While Moorehead recognizes the role of the Fasci Femminili, the fascist women’s league, her focus is on the resourceful female partisans. As Italy lurched from the energy of revolution to the chaos and horror of civil war, these impressive women gained a taste for previously unknown freedom, activity, camaraderie and respect. Their fight became for the liberation of Italy not only from German occupation but also from homegrown fascism; their allegiance was to a new Italy in which they would have equal voices, opportunities and rights.
One reason women were so invaluable in resistance movements across Europe was that their sex made them less suspicious. In Italy, it took time for Nazis and fascists to recognize the role the women played. As Moorehead’s meticulous research and eye for human detail make evident, male partisans were also often surprised by the staffette’s attitudes and abilities. ‘I am not a donnetta,’ one coolly responded to the thanks of her commander, after the ‘little girl’ had brought a message across enemy lines where the two male couriers before her had been killed. ‘I am a donna.’

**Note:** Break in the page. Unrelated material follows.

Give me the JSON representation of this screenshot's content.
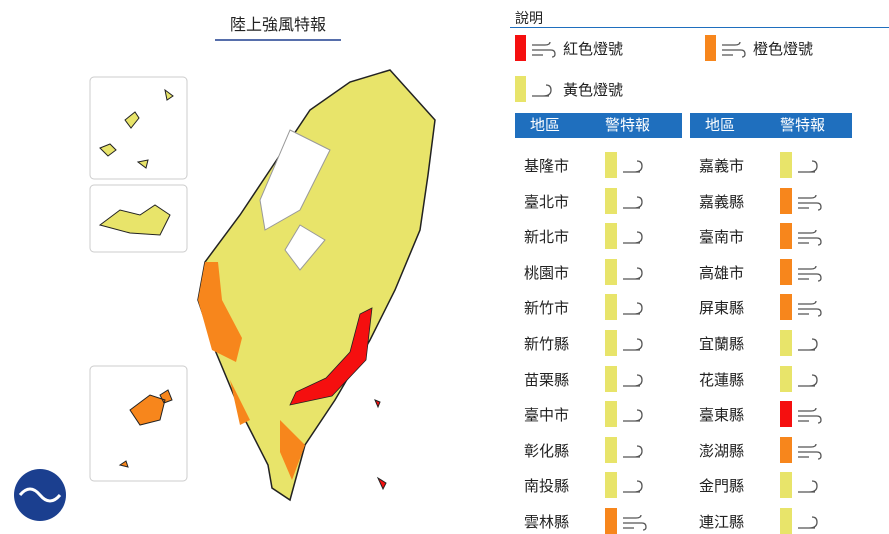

The book is packed with such stories, but inevitably there is also much that makes difficult reading. Many staffette were suspected by their own side, and when the occupying Germans started to realize what the laughing girls whose heavy bags they helped to carry and the old ladies to whom they offered their seats on the tram were actually up to, their response was brutal.
This is a rich telling of complex but fascinating history, not solely addressing the female story, but including it within the whole. Striking themes include the uneasy relations between the Italian partisans and the Allies, particularly the British, and the implicit parallels and differences between resistance movements in Italy and in countries such as France and Poland, which also hoped to welcome Allied forces as equals rather than liberators.

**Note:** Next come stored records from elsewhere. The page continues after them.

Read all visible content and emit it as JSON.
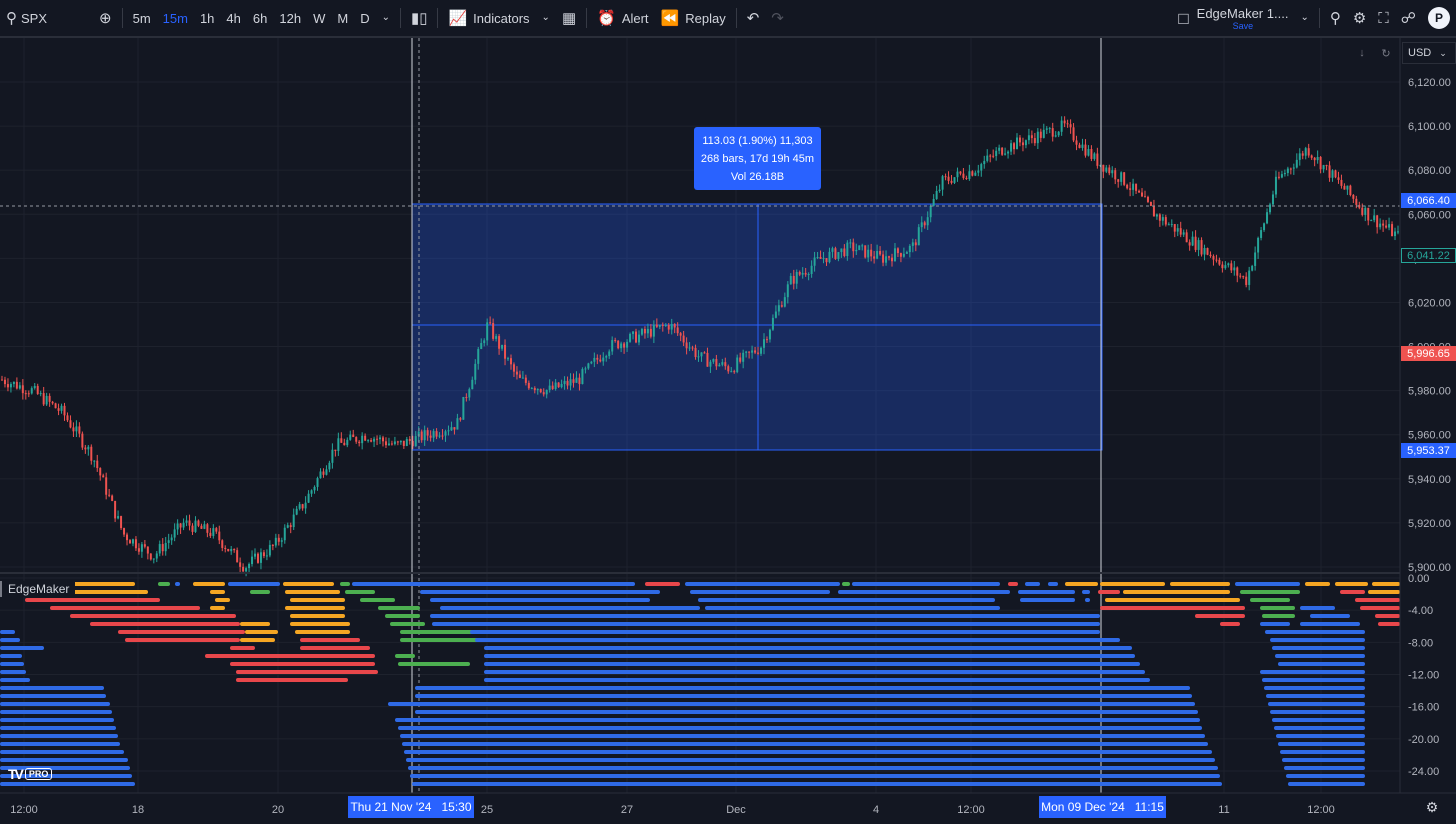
{
  "toolbar": {
    "symbol": "SPX",
    "intervals": [
      "5m",
      "15m",
      "1h",
      "4h",
      "6h",
      "12h",
      "W",
      "M",
      "D"
    ],
    "active_interval": "15m",
    "indicators_label": "Indicators",
    "alert_label": "Alert",
    "replay_label": "Replay",
    "layout_name": "EdgeMaker 1....",
    "layout_save": "Save",
    "avatar_letter": "P"
  },
  "price_axis": {
    "currency": "USD",
    "ticks": [
      "6,120.00",
      "6,100.00",
      "6,080.00",
      "6,060.00",
      "6,040.00",
      "6,020.00",
      "6,000.00",
      "5,980.00",
      "5,960.00",
      "5,940.00",
      "5,920.00",
      "5,900.00"
    ],
    "tags": {
      "range_top": "6,066.40",
      "last_price": "6,041.22",
      "crosshair": "5,996.65",
      "range_bottom": "5,953.37"
    }
  },
  "indicator_axis": {
    "ticks": [
      "0.00",
      "-4.00",
      "-8.00",
      "-12.00",
      "-16.00",
      "-20.00",
      "-24.00"
    ]
  },
  "indicator": {
    "name": "EdgeMaker"
  },
  "measure_tooltip": {
    "line1": "113.03 (1.90%) 11,303",
    "line2": "268 bars, 17d 19h 45m",
    "line3": "Vol 26.18B"
  },
  "time_axis": {
    "labels": [
      "12:00",
      "18",
      "20",
      "25",
      "27",
      "Dec",
      "4",
      "12:00",
      "11",
      "12:00"
    ],
    "start_tag": "Thu 21 Nov '24   15:30",
    "end_tag": "Mon 09 Dec '24   11:15"
  },
  "branding": {
    "logo_text": "TV",
    "pro_badge": "PRO"
  },
  "colors": {
    "background": "#131722",
    "up": "#26a69a",
    "down": "#ef5350",
    "accent": "#2962ff",
    "bar_blue": "#2f6ae6",
    "bar_orange": "#f5a623",
    "bar_red": "#e8474b",
    "bar_green": "#4caf50"
  },
  "chart_data": {
    "type": "candlestick",
    "ylim": [
      5900,
      6130
    ],
    "approx_close_path": [
      5985,
      5980,
      5970,
      5950,
      5915,
      5905,
      5920,
      5915,
      5900,
      5910,
      5930,
      5955,
      5960,
      5955,
      5960,
      5965,
      6010,
      5985,
      5980,
      5985,
      6000,
      6005,
      6010,
      5995,
      5990,
      6000,
      6030,
      6040,
      6045,
      6040,
      6045,
      6075,
      6080,
      6090,
      6095,
      6100,
      6085,
      6075,
      6060,
      6050,
      6040,
      6030,
      6075,
      6090,
      6075,
      6060,
      6050
    ]
  }
}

It is, however, Moorehead’s sensitive use of the inspiring if sometimes harrowing stories of Ada and her comrades Frida Malan, Silvia Pons and Bianca Serra, and the Jewish and partisan circles around them, including that of Primo Levi, which really brings new insight to her account of the liberation of Italy. A useful chronology and list of the principal characters, of whom there are many, helps readers to keep track.
After the war, the vital role played by Italian female partisans was belittled as resistenza passiva, as opposed to the resistenza armata of their male comrades. Most staffette were excluded from victory parades, and the few who were allowed to march at the back heard themselves abused as ‘whores’. The equal opportunities for which the women had fought would take decades to emerge. This brilliant book restores women to the heart of the Italian resistance story, making clear that they performed all the same activities as the men while facing precisely the same dangers, if with supplementary goals.
‘I hate neutrality in all its forms,’ Gobetti, who had a postwar political career, later wrote. ‘You have to believe in something and then fight for it, not impersonally but with the greatest passion.’ Between 1943 and 1945, many other Italian women discovered that they, too, hated neutrality. This, at last, is their powerful story.